A couple of days ago, I saw a plump mouse waddling between the basement rec room and the furnace room. I stifled a scream, though I wasn’t so much scared as startled. I didn’t consider the mouse a threat, just an unfortunate surprise.
Then, as soon as Sam got home from work, I ratted on the mouse.
I felt terrible about this, but I couldn’t keep my mouth shut, even though the mouse was cute, and even though I knew by revealing its existence, along with the exact whereabouts of its little turd-strewn hidey-hole, I was, in effect, signing its death warrant.
I am such a damn hypocrite!
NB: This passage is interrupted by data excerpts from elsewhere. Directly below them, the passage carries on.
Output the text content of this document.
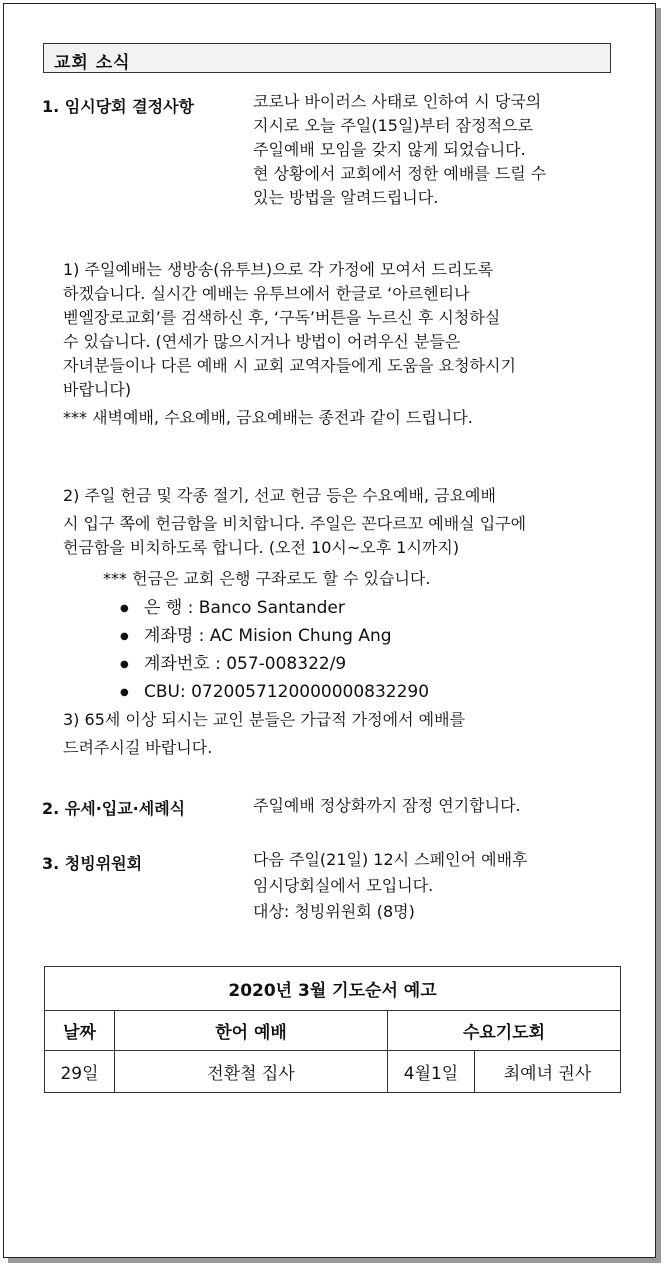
교회 소식
1. 임시당회 결정사항	코로나 바이러스 사태로 인하여 시 당국의
지시로 오늘 주일(15일)부터 잠정적으로
주일예배 모임을 갖지 않게 되었습니다.
현 상황에서 교회에서 정한 예배를 드릴 수
있는 방법을 알려드립니다.
1) 주일예배는 생방송(유투브)으로 각 가정에 모여서 드리도록
하겠습니다. 실시간 예배는 유투브에서 한글로 ‘아르헨티나
벧엘장로교회’를 검색하신 후, ‘구독’버튼을 누르신 후 시청하실
수 있습니다. (연세가 많으시거나 방법이 어려우신 분들은
자녀분들이나 다른 예배 시 교회 교역자들에게 도움을 요청하시기
바랍니다)
*** 새벽예배, 수요예배, 금요예배는 종전과 같이 드립니다.
2) 주일 헌금 및 각종 절기, 선교 헌금 등은 수요예배, 금요예배
시 입구 쪽에 헌금함을 비치합니다. 주일은 꼰다르꼬 예배실 입구에
헌금함을 비치하도록 합니다. (오전 10시~오후 1시까지)
*** 헌금은 교회 은행 구좌로도 할 수 있습니다.
● 은 행 : Banco Santander
● 계좌명 : AC Mision Chung Ang
● 계좌번호 : 057-008322/9
● CBU: 0720057120000000832290
3) 65세 이상 되시는 교인 분들은 가급적 가정에서 예배를
드려주시길 바랍니다.
2. 유세·입교·세례식	주일예배 정상화까지 잠정 연기합니다.
3. 청빙위원회	다음 주일(21일) 12시 스페인어 예배후
임시당회실에서 모입니다.
대상: 청빙위원회 (8명)
2020년 3월 기도순서 예고			
날짜	한어 예배	수요기도회	
29일	전환철 집사	4월1일	최예녀 권사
I don’t eat meat because I refuse to have animals killed on my behalf, but I don’t have a problem with having someone else do my dirty work for me, someone else who will unhesitatingly set an inhumane trap for this small creature whose worst offense is pooping.
It tore me up inside, but before Sam took off for work yesterday, I asked him if he had remembered to set the trap. He hadn’t, but promised he would when he got back.
Here’s the deal: I want to be either a.) the kumbaya earth mama who says hey there, little guy, welcome to my basement, savor the central heating and occasional crumb, or b.) the dispassionate realist who says mice don’t belong in houses, period; they are pests, not pets, and as such, must be exterminated. But I’m just the squishy middle ground, a spineless bog-monster who summons a tax lawyer/executioner with instructions to “take care of the problem.”
This morning, I want to apologize to the hapless mouse, who may be dead now, I don’t even know, and I’m not about to look. Even though I didn’t kill the mouse myself, I might just as well have, first telling Sam about it, then, reminding him yesterday to set the trap, and now, at this moment, absolutely intending to tell Sam the second he gets home that he might want to check the trap, and hoping to God it worked.